Дверь заскрежетала несмазанными петлями, голос споткнулся и замолчал...
Когда Максимов с Игнаточкиным выступили из темноты, они оказались в довольно большом подвальном помещении. Интерьер вполне можно было отнести к постмодернистскому индустриальному стилю. На это однозначно указывали: обилие расползшихся по стенам техногенным плющом трубопроводов с многочисленными кранами, из которых сочилась ядовитая на вид жидкость; слесарные верстаки с грудами гнутых железяк, арматуры, пучков грязной пакли, сгустков тавота, похожих на протухший джем; множество ведер с засохшей краской, кистей, доведенных до состояния окаменелостей, распиханных по углам жестяных банок с омерзительной слизью. У задней стены громоздилась прикрытая рогожей от посторонних глаз куча пыльной стеклотары.
Свет, как из вены, добывался из кабеля, проложенного по низкому потолку с помощью несанкционированного «слива» электричества посредством вживленных проводов. С их концов свисала тусклая лампочка.
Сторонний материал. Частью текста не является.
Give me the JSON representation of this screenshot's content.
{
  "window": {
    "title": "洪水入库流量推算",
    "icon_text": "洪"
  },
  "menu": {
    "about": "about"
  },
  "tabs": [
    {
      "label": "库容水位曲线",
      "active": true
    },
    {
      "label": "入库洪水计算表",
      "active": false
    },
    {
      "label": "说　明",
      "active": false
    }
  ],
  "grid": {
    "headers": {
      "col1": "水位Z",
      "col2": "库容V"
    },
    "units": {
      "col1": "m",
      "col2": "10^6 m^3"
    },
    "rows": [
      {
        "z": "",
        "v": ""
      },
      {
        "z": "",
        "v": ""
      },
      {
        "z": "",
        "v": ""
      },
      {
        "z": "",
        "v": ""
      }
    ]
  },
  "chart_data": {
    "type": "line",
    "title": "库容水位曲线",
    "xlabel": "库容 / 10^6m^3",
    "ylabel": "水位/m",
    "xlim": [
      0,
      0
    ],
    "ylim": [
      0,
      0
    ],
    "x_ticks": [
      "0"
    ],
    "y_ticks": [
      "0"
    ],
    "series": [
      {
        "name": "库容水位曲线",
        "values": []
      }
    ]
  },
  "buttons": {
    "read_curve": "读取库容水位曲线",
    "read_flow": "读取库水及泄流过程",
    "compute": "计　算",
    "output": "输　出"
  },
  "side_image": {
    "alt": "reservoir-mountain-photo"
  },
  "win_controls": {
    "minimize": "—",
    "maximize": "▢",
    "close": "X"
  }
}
Стены были оформлены буйными шедеврами в стиле спрей-арта.
Максимову вдруг вспомнился двоюродный дядя, художник. Прежде чем окончательно свихнуться по причине непрекращающихся всю жизнь занятий живописью, увлечения алкоголем, а также из-за естественного старения организма, он тоже начал расписывать стены своей хрущевки на Бульваре Карбышева подобной мешаниной из макарон по-флотски с метафизическим коктейлем, густо замешанным на кошмарах Босха, хичкоковских ужасах и обнаженной до анатомического неприличия натуре. С течением времени его творческая плодовитость возрастала в геометрической прогрессии и в конце концов приняла такие размеры, что когда стены в квартире были полностью израсходованы под «холст» и писать стало не на чем, он вышел из дверей в мир, то бишь на лестничную площадку, и продолжал творить там, отвоевывая все новые и новые пространства, а следом – на стенах дома, тротуаре, и если бы не карета скорой помощи, прибывшая по вызову какого-то сердобольного соседа и умчавшая его в «кащенку», он вне всякого сомнения завоевал бы под свои творения сначала все подходящие поверхности в городе, а там, кто знает, может быть и на всей планете.
Похоже, в подвале, куда они попали, творил один из собратьев несчастного дядюшки по кисти и палитре…
Было уютно. А уют, как известно, создают люди – прежде всего своим присутствием.
Люди здесь имелись – в количестве полудюжины, не менее. Вид у них был весьма живописный. Одежда их (по выражению то ли господина Лагерфельда то ли Мао Цзедуна – наша «вторая кожа») являла полное пренебрежение к соответствию стилей, сочетанию цветов, гендерной принадлежности.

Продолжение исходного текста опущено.